The following steps were taken to construct the reservoir model:

  1. Construction of a cycle-based reservoir framework based on facies- and cycle-stacking patterns defined from outcrops and subsurface cores and their correlation throughout the area using calibrated wireline logs. This framework forms the basic architecture for the model.

  2. Calculation of porosity from wireline logs using petrophysical relationships derived from integrated core and wireline logs.

  3. Calculation of permeability from wireline-log porosity based on rock-fabric porosity /permeability interrelationships.

  4. Delineation of flow layers based on reservoir framework and calculated permeability distribution.

  5. Calculation of original oil saturation from rock-fabric-based capillary pressure modeling.

  6. Construction of fine-scale geological model (Figure 14) containing 3.2 million cells (140×90×256) was based on rock-fabric flow layers.

  7. Upscaling of fine-scale model to coarse reservoir model containing 135,000 cells (73×48×39) for reservoir simulation.

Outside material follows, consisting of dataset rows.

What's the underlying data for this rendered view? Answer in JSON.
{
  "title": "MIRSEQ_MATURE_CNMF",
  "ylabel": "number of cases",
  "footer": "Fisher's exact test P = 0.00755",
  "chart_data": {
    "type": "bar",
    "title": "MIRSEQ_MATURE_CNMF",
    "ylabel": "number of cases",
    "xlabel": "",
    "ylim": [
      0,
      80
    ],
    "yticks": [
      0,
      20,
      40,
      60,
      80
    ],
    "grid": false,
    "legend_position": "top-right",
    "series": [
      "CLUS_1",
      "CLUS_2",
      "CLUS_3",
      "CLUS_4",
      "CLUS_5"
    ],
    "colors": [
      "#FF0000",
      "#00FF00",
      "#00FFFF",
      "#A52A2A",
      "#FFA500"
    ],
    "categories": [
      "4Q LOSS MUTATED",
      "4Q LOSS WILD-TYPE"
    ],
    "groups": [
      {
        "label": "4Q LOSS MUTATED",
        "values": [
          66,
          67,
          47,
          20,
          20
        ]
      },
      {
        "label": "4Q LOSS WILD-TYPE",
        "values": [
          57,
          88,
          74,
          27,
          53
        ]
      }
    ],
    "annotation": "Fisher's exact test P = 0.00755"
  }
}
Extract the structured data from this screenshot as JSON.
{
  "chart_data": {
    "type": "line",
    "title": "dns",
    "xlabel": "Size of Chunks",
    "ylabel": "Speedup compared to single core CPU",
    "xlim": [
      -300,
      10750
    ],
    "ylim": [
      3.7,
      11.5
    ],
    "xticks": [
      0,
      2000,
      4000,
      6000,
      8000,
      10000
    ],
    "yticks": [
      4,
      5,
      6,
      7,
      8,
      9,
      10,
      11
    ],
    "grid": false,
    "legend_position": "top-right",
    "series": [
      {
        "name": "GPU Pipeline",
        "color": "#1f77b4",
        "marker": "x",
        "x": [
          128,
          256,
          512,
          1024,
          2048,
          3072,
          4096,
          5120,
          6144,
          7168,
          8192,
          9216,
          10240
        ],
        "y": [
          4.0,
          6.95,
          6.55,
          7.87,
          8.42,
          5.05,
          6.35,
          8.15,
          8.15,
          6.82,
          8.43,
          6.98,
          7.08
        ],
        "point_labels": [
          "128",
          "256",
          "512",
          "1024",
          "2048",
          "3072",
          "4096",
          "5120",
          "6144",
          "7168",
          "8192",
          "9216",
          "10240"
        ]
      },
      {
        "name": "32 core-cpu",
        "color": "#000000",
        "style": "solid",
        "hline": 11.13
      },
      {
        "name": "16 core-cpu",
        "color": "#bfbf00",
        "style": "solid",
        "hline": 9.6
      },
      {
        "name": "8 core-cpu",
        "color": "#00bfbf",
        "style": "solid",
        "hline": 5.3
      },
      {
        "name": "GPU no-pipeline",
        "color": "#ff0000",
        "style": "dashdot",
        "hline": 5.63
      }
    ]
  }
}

The simulation study is divided into three phases: (1) sensitivity study, (2) history matching, and (3) performance prediction. From the sensitivity study we are ranking the importance of reservoir parameters affecting production performance. Through history matching, optimal fluid and rock properties are being determined, such as initial oil saturation and current oil saturation (Figure 15). In the prediction phase, a variety of recovery technologies for maximizing oil recovery are being analyzed.